Using incorrect cost basis: If you bought Bitcoin at five different prices, you must use a consistent cost basis method (FIFO, LIFO, or specific identification) to determine which coins were sold. You cannot cherry-pick methods transaction by transaction.

Missing state taxes: Many states follow federal treatment but some have unique rules. State capital gains rates vary widely and add to your total crypto tax burden.

Not reporting small transactions: The IRS does not have a minimum threshold for reporting. Even a $5 gain from using Bitcoin to buy a cup of coffee is technically taxable and should be reported.

Tax-Efficient Crypto Strategies

Hold for over one year: Convert short-term gains (up to 37%) into long-term gains (up to 20%) by holding for at least 366 days. This single strategy can nearly cut your tax rate in half.

Harvest losses aggressively: Take advantage of the current wash sale exemption to realize losses and offset gains. Crypto's volatility creates frequent harvesting opportunities throughout the year.
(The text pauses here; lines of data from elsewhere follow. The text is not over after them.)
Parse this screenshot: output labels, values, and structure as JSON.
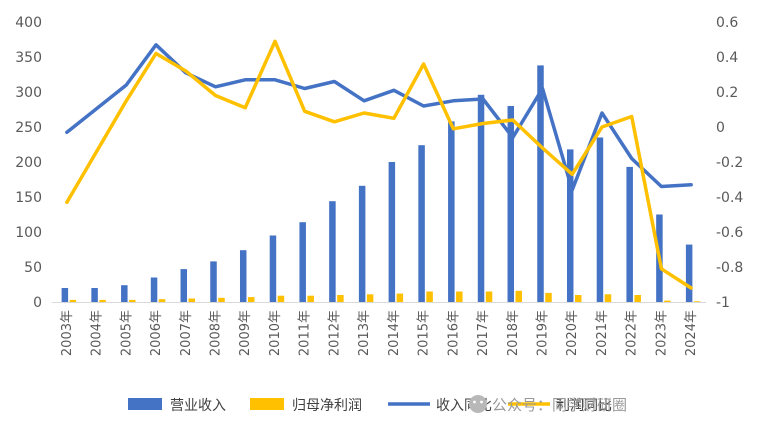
{
  "chart_data": {
    "type": "bar",
    "categories": [
      "2003年",
      "2004年",
      "2005年",
      "2006年",
      "2007年",
      "2008年",
      "2009年",
      "2010年",
      "2011年",
      "2012年",
      "2013年",
      "2014年",
      "2015年",
      "2016年",
      "2017年",
      "2018年",
      "2019年",
      "2020年",
      "2021年",
      "2022年",
      "2023年",
      "2024年"
    ],
    "series": [
      {
        "name": "营业收入",
        "type": "bar",
        "axis": "left",
        "color": "#4472C4",
        "values": [
          20,
          20,
          24,
          35,
          47,
          58,
          74,
          95,
          114,
          144,
          166,
          200,
          224,
          258,
          296,
          280,
          338,
          218,
          235,
          193,
          125,
          82
        ]
      },
      {
        "name": "归母净利润",
        "type": "bar",
        "axis": "left",
        "color": "#FFC000",
        "values": [
          3,
          3,
          3,
          4,
          5,
          6,
          7,
          9,
          9,
          10,
          11,
          12,
          15,
          15,
          15,
          16,
          13,
          10,
          11,
          10,
          2,
          1
        ]
      },
      {
        "name": "收入同比",
        "type": "line",
        "axis": "right",
        "color": "#4472C4",
        "values": [
          -0.03,
          null,
          0.24,
          0.47,
          0.31,
          0.23,
          0.27,
          0.27,
          0.22,
          0.26,
          0.15,
          0.21,
          0.12,
          0.15,
          0.16,
          -0.06,
          0.22,
          -0.36,
          0.08,
          -0.18,
          -0.34,
          -0.33
        ]
      },
      {
        "name": "利润同比",
        "type": "line",
        "axis": "right",
        "color": "#FFC000",
        "values": [
          -0.43,
          null,
          0.15,
          0.42,
          0.32,
          0.18,
          0.11,
          0.49,
          0.09,
          0.03,
          0.08,
          0.05,
          0.36,
          -0.01,
          0.02,
          0.04,
          -0.12,
          -0.27,
          0.0,
          0.06,
          -0.81,
          -0.92
        ]
      }
    ],
    "left_axis": {
      "min": 0,
      "max": 400,
      "ticks": [
        "0",
        "50",
        "100",
        "150",
        "200",
        "250",
        "300",
        "350",
        "400"
      ]
    },
    "right_axis": {
      "min": -1,
      "max": 0.6,
      "ticks": [
        "-1",
        "-0.8",
        "-0.6",
        "-0.4",
        "-0.2",
        "0",
        "0.2",
        "0.4",
        "0.6"
      ]
    },
    "legend": [
      "营业收入",
      "归母净利润",
      "收入同比",
      "利润同比"
    ],
    "legend_position": "bottom",
    "grid": false,
    "title": "",
    "xlabel": "",
    "ylabel": ""
  },
  "watermark": {
    "text": "公众号：同学财研圈",
    "icon": "wechat-icon"
  }
}
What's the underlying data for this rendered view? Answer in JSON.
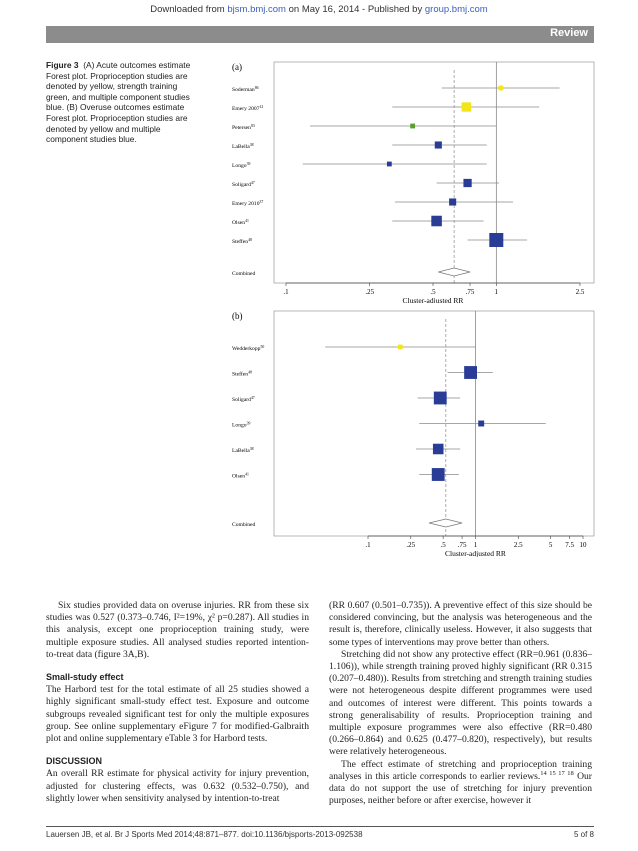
{
  "header": {
    "download_prefix": "Downloaded from ",
    "download_site": "bjsm.bmj.com",
    "download_mid": " on May 16, 2014 - Published by ",
    "download_pub": "group.bmj.com",
    "section_label": "Review"
  },
  "caption": {
    "label": "Figure 3",
    "text": "(A) Acute outcomes estimate Forest plot. Proprioception studies are denoted by yellow, strength training green, and multiple component studies blue. (B) Overuse outcomes estimate Forest plot. Proprioception studies are denoted by yellow and multiple component studies blue."
  },
  "colors": {
    "proprioception": "#f2e61a",
    "strength": "#5aa02c",
    "multiple": "#2a3d96",
    "axis": "#555555"
  },
  "chart_data": [
    {
      "type": "forest",
      "panel_label": "(a)",
      "xlabel": "Cluster-adjusted RR",
      "x_scale": "log",
      "xticks": [
        ".1",
        ".25",
        ".5",
        ".75",
        "1",
        "2.5"
      ],
      "xtick_values": [
        0.1,
        0.25,
        0.5,
        0.75,
        1,
        2.5
      ],
      "xlim": [
        0.1,
        2.5
      ],
      "studies": [
        {
          "label": "Soderman",
          "ref": "86",
          "rr": 1.05,
          "lo": 0.55,
          "hi": 2.0,
          "group": "proprioception",
          "weight": 2
        },
        {
          "label": "Emery 2007",
          "ref": "12",
          "rr": 0.72,
          "lo": 0.32,
          "hi": 1.6,
          "group": "proprioception",
          "weight": 6
        },
        {
          "label": "Petersen",
          "ref": "83",
          "rr": 0.4,
          "lo": 0.13,
          "hi": 1.0,
          "group": "strength",
          "weight": 2
        },
        {
          "label": "LaBella",
          "ref": "38",
          "rr": 0.53,
          "lo": 0.32,
          "hi": 0.9,
          "group": "multiple",
          "weight": 4
        },
        {
          "label": "Longo",
          "ref": "39",
          "rr": 0.31,
          "lo": 0.12,
          "hi": 0.9,
          "group": "multiple",
          "weight": 2
        },
        {
          "label": "Soligard",
          "ref": "47",
          "rr": 0.73,
          "lo": 0.52,
          "hi": 1.03,
          "group": "multiple",
          "weight": 5
        },
        {
          "label": "Emery 2010",
          "ref": "37",
          "rr": 0.62,
          "lo": 0.33,
          "hi": 1.2,
          "group": "multiple",
          "weight": 4
        },
        {
          "label": "Olsen",
          "ref": "41",
          "rr": 0.52,
          "lo": 0.32,
          "hi": 0.87,
          "group": "multiple",
          "weight": 7
        },
        {
          "label": "Steffen",
          "ref": "48",
          "rr": 1.0,
          "lo": 0.73,
          "hi": 1.4,
          "group": "multiple",
          "weight": 10
        }
      ],
      "combined": {
        "label": "Combined",
        "rr": 0.63,
        "lo": 0.53,
        "hi": 0.75
      }
    },
    {
      "type": "forest",
      "panel_label": "(b)",
      "xlabel": "Cluster-adjusted RR",
      "x_scale": "log",
      "xticks": [
        ".1",
        ".25",
        ".5",
        ".75",
        "1",
        "2.5",
        "5",
        "7.5",
        "10"
      ],
      "xtick_values": [
        0.1,
        0.25,
        0.5,
        0.75,
        1,
        2.5,
        5,
        7.5,
        10
      ],
      "xlim": [
        0.1,
        10
      ],
      "studies": [
        {
          "label": "Wedderkopp",
          "ref": "50",
          "rr": 0.2,
          "lo": 0.04,
          "hi": 1.0,
          "group": "proprioception",
          "weight": 2
        },
        {
          "label": "Steffen",
          "ref": "48",
          "rr": 0.9,
          "lo": 0.55,
          "hi": 1.45,
          "group": "multiple",
          "weight": 9
        },
        {
          "label": "Soligard",
          "ref": "47",
          "rr": 0.47,
          "lo": 0.29,
          "hi": 0.72,
          "group": "multiple",
          "weight": 9
        },
        {
          "label": "Longo",
          "ref": "39",
          "rr": 1.13,
          "lo": 0.3,
          "hi": 4.5,
          "group": "multiple",
          "weight": 3
        },
        {
          "label": "LaBella",
          "ref": "38",
          "rr": 0.45,
          "lo": 0.28,
          "hi": 0.72,
          "group": "multiple",
          "weight": 7
        },
        {
          "label": "Olsen",
          "ref": "41",
          "rr": 0.45,
          "lo": 0.3,
          "hi": 0.7,
          "group": "multiple",
          "weight": 9
        }
      ],
      "combined": {
        "label": "Combined",
        "rr": 0.53,
        "lo": 0.37,
        "hi": 0.75
      }
    }
  ],
  "body": {
    "left_para1": "Six studies provided data on overuse injuries. RR from these six studies was 0.527 (0.373–0.746, I²=19%, χ² p=0.287). All studies in this analysis, except one proprioception training study, were multiple exposure studies. All analysed studies reported intention-to-treat data (figure 3A,B).",
    "heading_small": "Small-study effect",
    "left_para2": "The Harbord test for the total estimate of all 25 studies showed a highly significant small-study effect test. Exposure and outcome subgroups revealed significant test for only the multiple exposures group. See online supplementary eFigure 7 for modified-Galbraith plot and online supplementary eTable 3 for Harbord tests.",
    "heading_discussion": "DISCUSSION",
    "left_para3": "An overall RR estimate for physical activity for injury prevention, adjusted for clustering effects, was 0.632 (0.532–0.750), and slightly lower when sensitivity analysed by intention-to-treat",
    "right_para1": "(RR 0.607 (0.501–0.735)). A preventive effect of this size should be considered convincing, but the analysis was heterogeneous and the result is, therefore, clinically useless. However, it also suggests that some types of interventions may prove better than others.",
    "right_para2": "Stretching did not show any protective effect (RR=0.961 (0.836–1.106)), while strength training proved highly significant (RR 0.315 (0.207–0.480)). Results from stretching and strength training studies were not heterogeneous despite different programmes were used and outcomes of interest were different. This points towards a strong generalisability of results. Proprioception training and multiple exposure programmes were also effective (RR=0.480 (0.266–0.864) and 0.625 (0.477–0.820), respectively), but results were relatively heterogeneous.",
    "right_para3": "The effect estimate of stretching and proprioception training analyses in this article corresponds to earlier reviews.",
    "right_para3_refs": "14 15 17 18",
    "right_para4": "Our data do not support the use of stretching for injury prevention purposes, neither before or after exercise, however it"
  },
  "footer": {
    "citation": "Lauersen JB, et al. Br J Sports Med 2014;48:871–877. doi:10.1136/bjsports-2013-092538",
    "page": "5 of 8"
  }
}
Donate appreciated crypto: Donating cryptocurrency held over one year to a qualified charity allows you to deduct the full fair market value as a charitable contribution while avoiding capital gains tax entirely. This is more tax-efficient than selling the crypto and donating cash.

Use tax-advantaged accounts: Some self-directed IRAs and solo 401(k)s allow cryptocurrency investments. Gains within these accounts are either tax-deferred (traditional) or tax-free (Roth).

Track everything: Use dedicated crypto tax software, export transaction histories regularly, and save records of cost basis for all acquisitions. If your exchange shuts down or loses data, you need your own records.

Frequently Asked Questions

Do I owe taxes if I just bought crypto and did not sell?

No. Simply purchasing cryptocurrency with fiat currency (dollars) is not a taxable event. You only owe taxes when you dispose of the crypto — selling, trading, spending, or otherwise converting it. Holding crypto with unrealized gains triggers no tax liability.

What if I lost money on crypto?

Realized crypto losses are tax-deductible. You can use them to offset capital gains from crypto, stocks, or other investments. If your total net losses exceed your gains, you can deduct up to $3,000 per year against ordinary income, with the remainder carrying forward to future years indefinitely.

How does the IRS know about my crypto transactions?

The IRS uses multiple data sources. Major exchanges (Coinbase, Kraken, Gemini) issue 1099 forms and respond to IRS summons requests. Blockchain analytics firms like Chainalysis work with the IRS to trace on-chain transactions. Starting in 2025, new broker reporting requirements via Form 1099-DA will provide the IRS with comprehensive transaction data from centralized exchanges.

Are crypto gifts taxable?

For the giver, gifts of crypto up to the annual gift tax exclusion ($18,000 per recipient in 2024) are not taxable. The recipient receives the crypto with the giver's original cost basis (carryover basis). If the recipient later sells, they calculate gain or loss based on the giver's original purchase price, not the value at the time of the gift.

What about crypto earned through a job?

Cryptocurrency received as wages or salary is taxed as ordinary income at the fair market value when received. Your employer should withhold income tax and FICA taxes just like a regular paycheck. The fair market value at receipt becomes your cost basis for any future capital gains calculation when you eventually sell the crypto.

Disclaimer

This is educational content, not financial advice. Trading involves risk, and you should consult a qualified financial advisor before making any investment decisions. Past performance does not guarantee future results.

Frequently Asked Questions

What is the best way to get started with trading taxes?

Start by reading this guide thoroughly, then practice with a paper trading account before risking real capital. Focus on understanding the concepts rather than memorizing rules.

How long does it take to learn crypto taxes?

Most traders can grasp the basics within a few weeks of study and practice. However, developing consistency and proficiency typically takes several months of active application.